Saturday, February 9, 2008

Fancier Science Deficient: Neither Ancient Societal Species Has Sufficient Policies

English is a ridiculous language.

Upon even the most cursory inspection, the grammar, spelling, and usage rules appear only to exist so that the exceptions have something to lean against.

The "science" of the language, as intricate and exhaustive as it represents itself to be in tomes such a Fowler's Modern English Usage or the venerable Oxford English Dictionary, is in reality relegated to the status of the movies at The Oscars: mere gray backdrop for the real action of who shows up wearing whom, on whose arm, attending which stunning post smile-when-you-don't-mean-it party.

Yes, rules are rules, except when they aren't, as in most of English spelling.

Thus the reality of an unfortunate native-tongue speaker of a straight-up, WYSIWYG language such as German or Latin, where the rules are reliable and sturdy on their little brown legs, and leaning is discouraged as slothful. Learning English sucks. And there's a statement you can take to the bank.

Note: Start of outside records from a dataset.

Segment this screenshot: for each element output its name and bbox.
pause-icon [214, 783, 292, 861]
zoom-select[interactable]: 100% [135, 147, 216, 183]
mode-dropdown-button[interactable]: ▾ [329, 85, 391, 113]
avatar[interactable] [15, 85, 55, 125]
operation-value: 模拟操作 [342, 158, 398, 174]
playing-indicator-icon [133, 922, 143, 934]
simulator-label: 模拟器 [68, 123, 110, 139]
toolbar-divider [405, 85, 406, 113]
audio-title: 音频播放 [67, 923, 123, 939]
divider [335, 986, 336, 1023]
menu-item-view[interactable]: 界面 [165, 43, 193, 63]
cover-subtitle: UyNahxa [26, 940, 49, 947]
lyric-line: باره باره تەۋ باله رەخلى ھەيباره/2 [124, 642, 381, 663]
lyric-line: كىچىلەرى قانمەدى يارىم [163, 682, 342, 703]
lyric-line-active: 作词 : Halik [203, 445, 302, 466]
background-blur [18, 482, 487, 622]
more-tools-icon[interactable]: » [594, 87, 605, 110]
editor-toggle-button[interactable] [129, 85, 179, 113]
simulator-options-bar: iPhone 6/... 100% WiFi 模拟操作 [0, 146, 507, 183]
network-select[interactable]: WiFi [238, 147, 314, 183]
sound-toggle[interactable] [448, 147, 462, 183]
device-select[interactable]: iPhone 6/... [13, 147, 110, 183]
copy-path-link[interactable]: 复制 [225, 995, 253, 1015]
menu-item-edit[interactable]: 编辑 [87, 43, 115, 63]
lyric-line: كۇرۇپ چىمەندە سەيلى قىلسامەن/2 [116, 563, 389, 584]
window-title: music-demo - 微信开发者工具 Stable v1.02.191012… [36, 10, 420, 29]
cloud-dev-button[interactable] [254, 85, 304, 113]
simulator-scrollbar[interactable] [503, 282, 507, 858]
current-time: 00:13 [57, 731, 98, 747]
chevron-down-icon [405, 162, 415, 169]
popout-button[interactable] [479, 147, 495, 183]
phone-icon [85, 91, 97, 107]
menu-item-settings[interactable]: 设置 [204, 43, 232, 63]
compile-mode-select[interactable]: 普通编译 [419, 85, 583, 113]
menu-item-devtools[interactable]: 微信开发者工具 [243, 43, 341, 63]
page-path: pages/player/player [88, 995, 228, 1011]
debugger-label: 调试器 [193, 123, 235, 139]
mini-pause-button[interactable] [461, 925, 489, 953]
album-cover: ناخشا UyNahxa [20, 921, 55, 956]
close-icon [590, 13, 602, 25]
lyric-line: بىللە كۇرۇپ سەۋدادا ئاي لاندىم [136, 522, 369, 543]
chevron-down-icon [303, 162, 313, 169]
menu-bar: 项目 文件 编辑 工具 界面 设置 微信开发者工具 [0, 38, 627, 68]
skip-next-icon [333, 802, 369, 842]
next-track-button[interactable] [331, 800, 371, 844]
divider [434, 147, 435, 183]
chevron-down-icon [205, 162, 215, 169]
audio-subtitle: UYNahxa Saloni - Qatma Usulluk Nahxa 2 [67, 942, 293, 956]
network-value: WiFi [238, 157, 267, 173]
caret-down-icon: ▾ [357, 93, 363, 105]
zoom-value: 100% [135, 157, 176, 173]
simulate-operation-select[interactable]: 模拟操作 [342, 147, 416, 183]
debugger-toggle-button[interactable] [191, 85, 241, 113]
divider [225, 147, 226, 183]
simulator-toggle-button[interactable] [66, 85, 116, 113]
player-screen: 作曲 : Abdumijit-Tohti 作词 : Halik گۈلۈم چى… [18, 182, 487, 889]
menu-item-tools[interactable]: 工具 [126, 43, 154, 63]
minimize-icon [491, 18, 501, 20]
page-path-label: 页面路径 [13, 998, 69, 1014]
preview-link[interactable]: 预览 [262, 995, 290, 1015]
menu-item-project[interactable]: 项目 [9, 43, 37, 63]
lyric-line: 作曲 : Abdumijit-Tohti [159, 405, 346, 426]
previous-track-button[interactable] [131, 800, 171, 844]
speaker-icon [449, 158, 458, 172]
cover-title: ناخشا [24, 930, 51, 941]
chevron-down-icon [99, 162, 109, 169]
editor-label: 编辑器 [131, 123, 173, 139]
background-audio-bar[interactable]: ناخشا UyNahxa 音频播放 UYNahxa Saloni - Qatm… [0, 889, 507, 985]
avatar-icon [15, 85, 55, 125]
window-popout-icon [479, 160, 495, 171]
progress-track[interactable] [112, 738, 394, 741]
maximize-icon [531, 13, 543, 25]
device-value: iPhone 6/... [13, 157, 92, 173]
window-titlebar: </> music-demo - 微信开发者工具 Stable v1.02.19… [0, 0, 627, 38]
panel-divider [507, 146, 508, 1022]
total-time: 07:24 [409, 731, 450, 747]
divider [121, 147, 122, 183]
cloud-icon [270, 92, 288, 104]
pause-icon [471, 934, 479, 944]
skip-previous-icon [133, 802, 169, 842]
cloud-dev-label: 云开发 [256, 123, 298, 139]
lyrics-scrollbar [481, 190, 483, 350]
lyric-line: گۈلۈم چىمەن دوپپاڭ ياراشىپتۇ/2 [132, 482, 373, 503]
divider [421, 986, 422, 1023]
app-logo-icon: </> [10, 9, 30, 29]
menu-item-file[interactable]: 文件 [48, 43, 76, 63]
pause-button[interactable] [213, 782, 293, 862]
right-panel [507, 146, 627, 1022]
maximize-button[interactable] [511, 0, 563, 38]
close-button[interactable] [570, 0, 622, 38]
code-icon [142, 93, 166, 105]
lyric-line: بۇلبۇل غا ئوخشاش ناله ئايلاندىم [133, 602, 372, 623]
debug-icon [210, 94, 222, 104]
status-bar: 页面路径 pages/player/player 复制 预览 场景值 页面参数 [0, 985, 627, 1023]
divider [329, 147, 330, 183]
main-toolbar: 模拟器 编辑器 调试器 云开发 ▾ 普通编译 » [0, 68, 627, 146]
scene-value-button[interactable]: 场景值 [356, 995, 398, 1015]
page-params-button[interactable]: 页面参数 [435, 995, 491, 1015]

Take the title of this post. Aside from the word "has" (and were I less lazy, I'm sure I could have come up with a substitute that would have further proved my point), every word is both perfectly spelled, and yet breaks The Rule "I before E, except after C."

And that's just the Coles/Cliff notes version of the rule. The full version is, "I before E, except after C, or when sounding as "A" as in "neighbour" or "weigh." And even within that expanded rule, one encounters the Canadian versus American spelling contoversy of "'u,' versus 'no u.'" And even at THAT, one encounters the "What is the correct way to indicate a quotation within a quotation?" question.

Shit.

It's enough to make both a linguiphile and an ESL struggler take up drinking cheap liquor. No wonder you can never find a seat at a bar these days.


All I can say is, English is weird. And WONDERFUL!